Grande successo per Slot Machine e il suo interprete Alessandro Argnani ospiti del cartellone della Casa del Contemporaneo
Di GEMMA CRISCUOLI
Vallo a spiegare ai “commessi della vita”, a quelli che sono tutto ordine e responsabilità e liquidano la faccenda come un trionfo della sfortuna. Se si vuole tutto, non ci si può accontentare di un denaro che odora “di concime e galline”, guadagnato nei campi: per perderne tanto, ne occorre tantissimo. Dostoevskij, che attraverso “Il giocatore” conosceva bene questo inferno, avrebbe amato “Slot Machine”, lo spettacolo, applaudito presso la Sala Pasolini nell’ambito del programma di Casa del Contemporaneo, ideato e diretto da Marco Martinelli e prodotto dal Teatro delle Albe/Ravenna Teatro. Alessandro Argnani costruisce con dedizione generosa un personaggio difficile da dimenticare, l’uomo che da un fosso in cui è stato precipitato dai creditori cerca di spiegare la sua ossessione per il gioco: il continuo tentativo di spillare quattrini, le relazioni bruciate, il desiderio di rivalsa su chi lo guarda con superiorità, l’amore esclusivo per la slot machine, che lega a sé in una simbiosi gelosa e cieca chi l’utilizza. Il luogo fisico è però prima di ogni cosa spazio della mente. Il buio riempito da risate e da parole fatte a pezzi in cui il protagonista si muove con una torcia all’inizio della rappresentazione con inquietante allegria fanciullesca e poi con dolente incongruenza è l’ottenebramento di un individuo che può solo prendere atto della propria schiavitù psicologica.

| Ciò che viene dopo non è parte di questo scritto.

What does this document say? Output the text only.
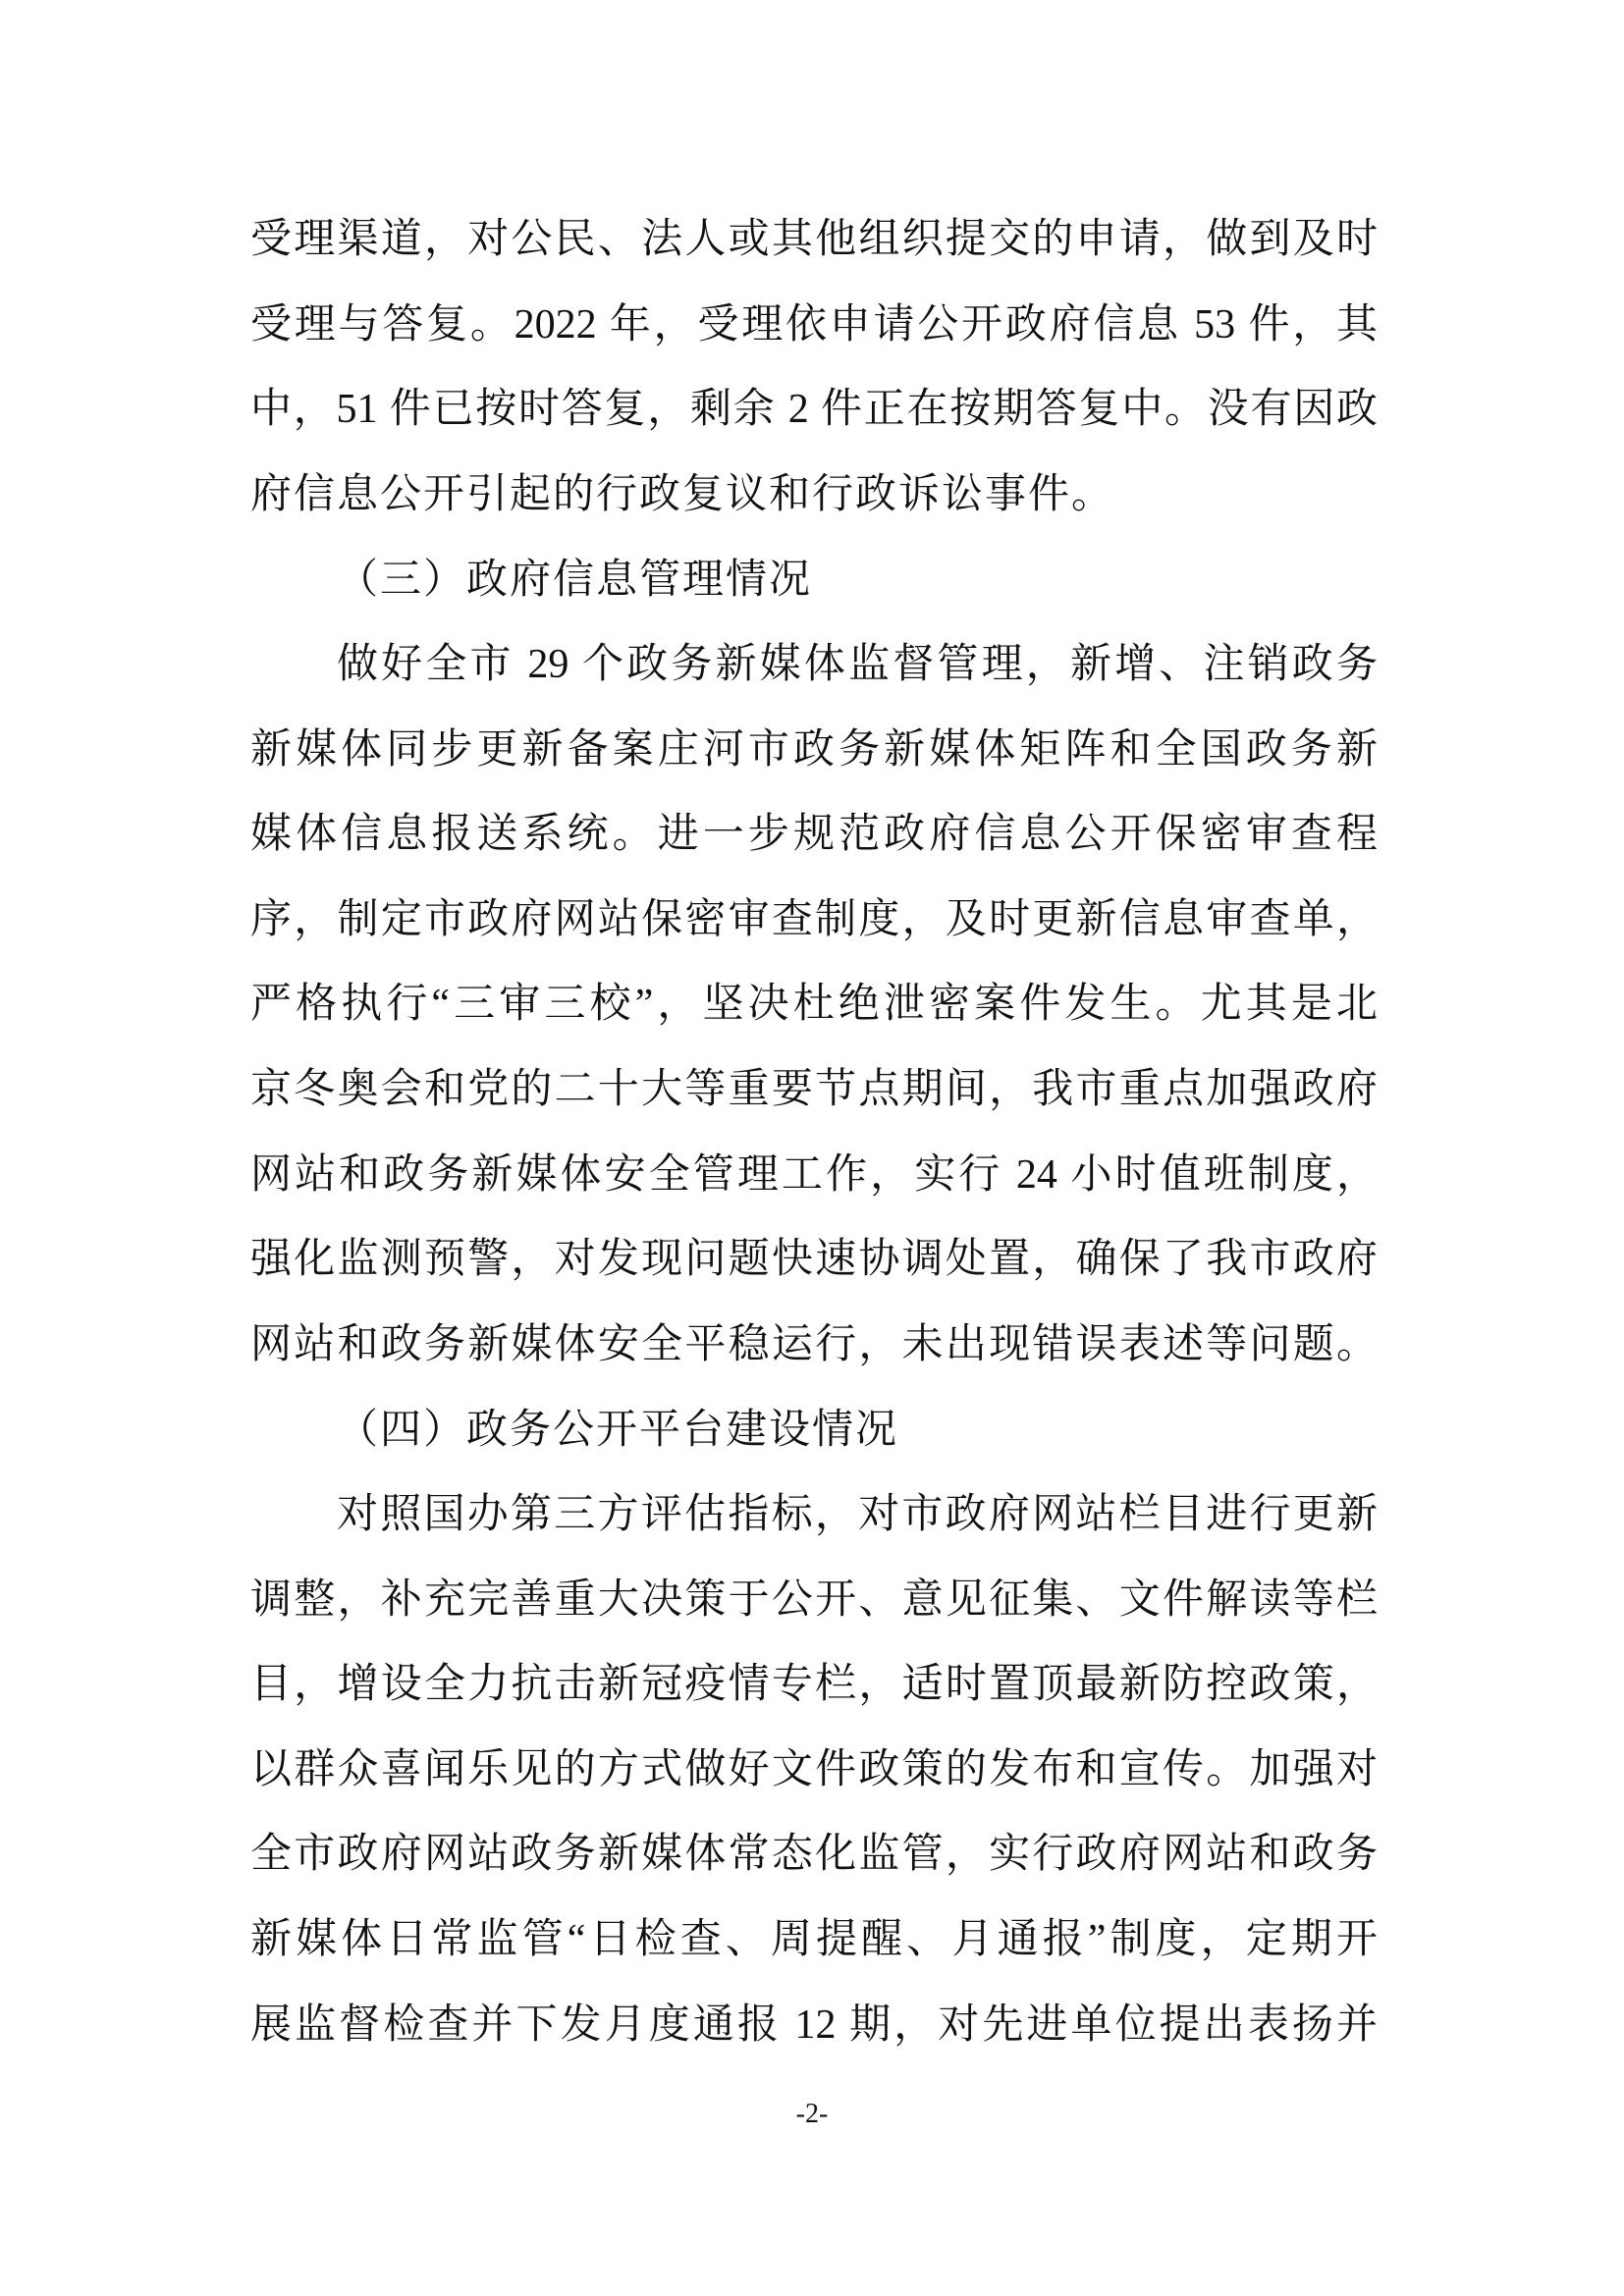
受理渠道，对公民、法人或其他组织提交的申请，做到及时
受理与答复。2022 年，受理依申请公开政府信息 53 件，其
中，51 件已按时答复，剩余 2 件正在按期答复中。没有因政
府信息公开引起的行政复议和行政诉讼事件。
（三）政府信息管理情况
做好全市 29 个政务新媒体监督管理，新增、注销政务
新媒体同步更新备案庄河市政务新媒体矩阵和全国政务新
媒体信息报送系统。进一步规范政府信息公开保密审查程
序，制定市政府网站保密审查制度，及时更新信息审查单，
严格执行“三审三校”，坚决杜绝泄密案件发生。尤其是北
京冬奥会和党的二十大等重要节点期间，我市重点加强政府
网站和政务新媒体安全管理工作，实行 24 小时值班制度，
强化监测预警，对发现问题快速协调处置，确保了我市政府
网站和政务新媒体安全平稳运行，未出现错误表述等问题。
（四）政务公开平台建设情况
对照国办第三方评估指标，对市政府网站栏目进行更新
调整，补充完善重大决策于公开、意见征集、文件解读等栏
目，增设全力抗击新冠疫情专栏，适时置顶最新防控政策，
以群众喜闻乐见的方式做好文件政策的发布和宣传。加强对
全市政府网站政务新媒体常态化监管，实行政府网站和政务
新媒体日常监管“日检查、周提醒、月通报”制度，定期开
展监督检查并下发月度通报 12 期，对先进单位提出表扬并
-2-
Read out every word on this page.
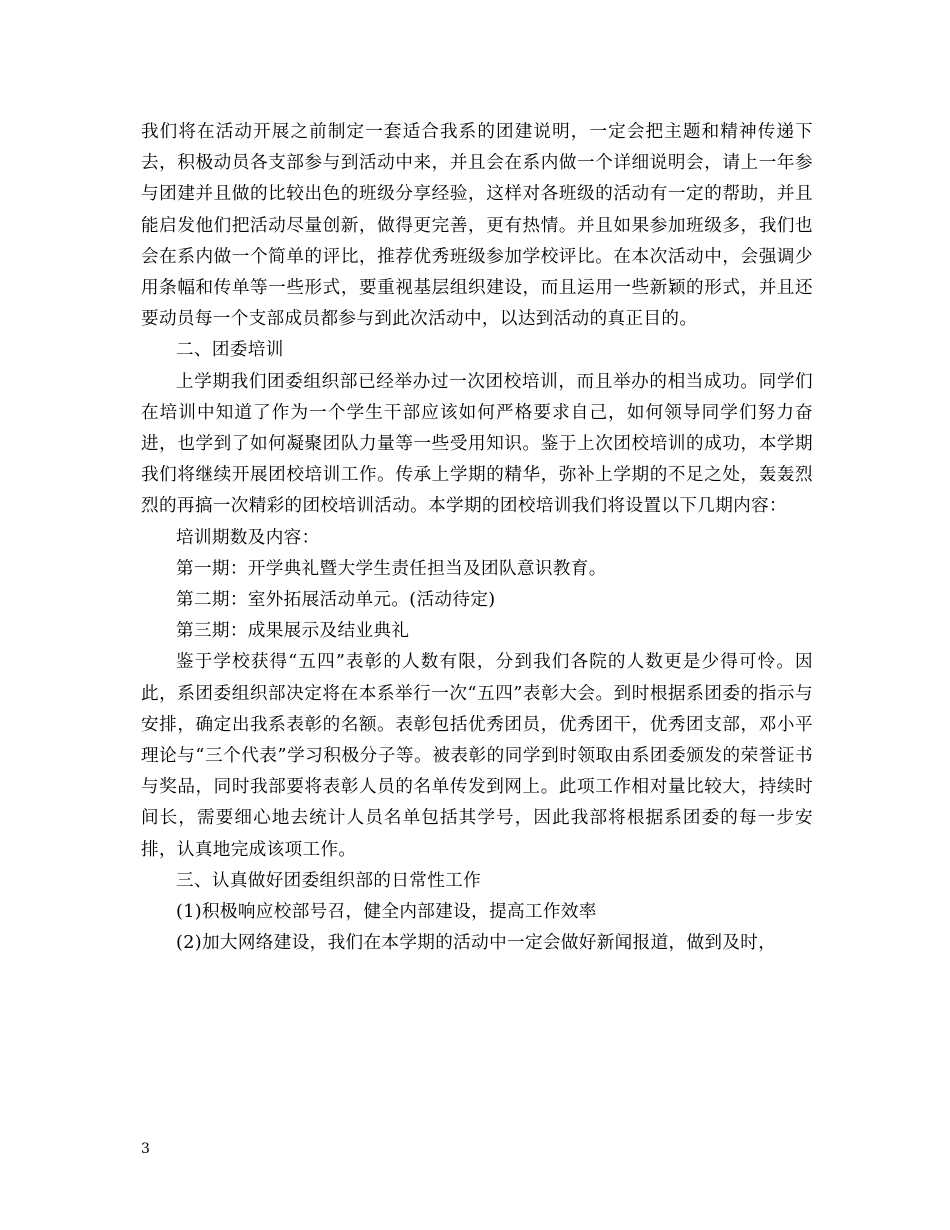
我们将在活动开展之前制定一套适合我系的团建说明，一定会把主题和精神传递下去，积极动员各支部参与到活动中来，并且会在系内做一个详细说明会，请上一年参与团建并且做的比较出色的班级分享经验，这样对各班级的活动有一定的帮助，并且能启发他们把活动尽量创新，做得更完善，更有热情。并且如果参加班级多，我们也会在系内做一个简单的评比，推荐优秀班级参加学校评比。在本次活动中，会强调少用条幅和传单等一些形式，要重视基层组织建设，而且运用一些新颖的形式，并且还要动员每一个支部成员都参与到此次活动中，以达到活动的真正目的。

二、团委培训

上学期我们团委组织部已经举办过一次团校培训，而且举办的相当成功。同学们在培训中知道了作为一个学生干部应该如何严格要求自己，如何领导同学们努力奋进，也学到了如何凝聚团队力量等一些受用知识。鉴于上次团校培训的成功，本学期我们将继续开展团校培训工作。传承上学期的精华，弥补上学期的不足之处，轰轰烈烈的再搞一次精彩的团校培训活动。本学期的团校培训我们将设置以下几期内容：

培训期数及内容：

第一期：开学典礼暨大学生责任担当及团队意识教育。

第二期：室外拓展活动单元。(活动待定)

第三期：成果展示及结业典礼

鉴于学校获得“五四”表彰的人数有限，分到我们各院的人数更是少得可怜。因此，系团委组织部决定将在本系举行一次“五四”表彰大会。到时根据系团委的指示与安排，确定出我系表彰的名额。表彰包括优秀团员，优秀团干，优秀团支部，邓小平理论与“三个代表”学习积极分子等。被表彰的同学到时领取由系团委颁发的荣誉证书与奖品，同时我部要将表彰人员的名单传发到网上。此项工作相对量比较大，持续时间长，需要细心地去统计人员名单包括其学号，因此我部将根据系团委的每一步安排，认真地完成该项工作。

三、认真做好团委组织部的日常性工作

(1)积极响应校部号召，健全内部建设，提高工作效率

(2)加大网络建设，我们在本学期的活动中一定会做好新闻报道，做到及时，

3
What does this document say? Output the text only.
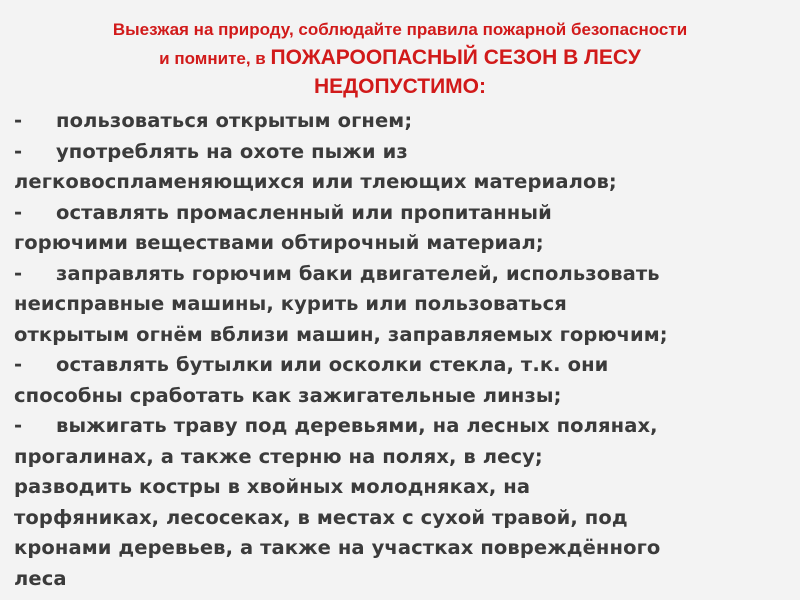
Выезжая на природу, соблюдайте правила пожарной безопасности
и помните, в ПОЖАРООПАСНЫЙ СЕЗОН В ЛЕСУ
НЕДОПУСТИМО:
- пользоваться открытым огнем;
- употреблять на охоте пыжи из
легковоспламеняющихся или тлеющих материалов;
- оставлять промасленный или пропитанный
горючими веществами обтирочный материал;
- заправлять горючим баки двигателей, использовать
неисправные машины, курить или пользоваться
открытым огнём вблизи машин, заправляемых горючим;
- оставлять бутылки или осколки стекла, т.к. они
способны сработать как зажигательные линзы;
- выжигать траву под деревьями, на лесных полянах,
прогалинах, а также стерню на полях, в лесу;
разводить костры в хвойных молодняках, на
торфяниках, лесосеках, в местах с сухой травой, под
кронами деревьев, а также на участках повреждённого
леса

E poiché ogni dipendenza è impossibilità di sfuggire a se stessi, gli specchi lo attorniano e uno di essi sovrasta anche la superficie su cui è disteso e da cui fa talvolta fatica ad alzarsi, che ricorda una pietra tombale e un tavolo da biliardo. La terra lasciata cadere su piccole piante è un modo per celebrare la propria fine e rimpianto della terra tradita, abbandonata per rincorrere una ricchezza da dissipare. Le carte lanciate in aria rimandano all’entusiasmo inebetito di chi non sa rinunciare alle proprie catene, i tentativi di interloquire rendono la solitudine ancora più impietosa. E quando è disteso e vinto, il regista, con l’atto del medico che attesta il decesso, gli pone sul viso il drappo verde che ricopriva uno degli specchi: l’azzardo è infatti tentativo di scoprire altro per poi trovarsi di fronte il proprio nulla. È questo, in fondo, che il teatro chiede a un attore, sera dopo sera: giocarsi l’anima. E perderla.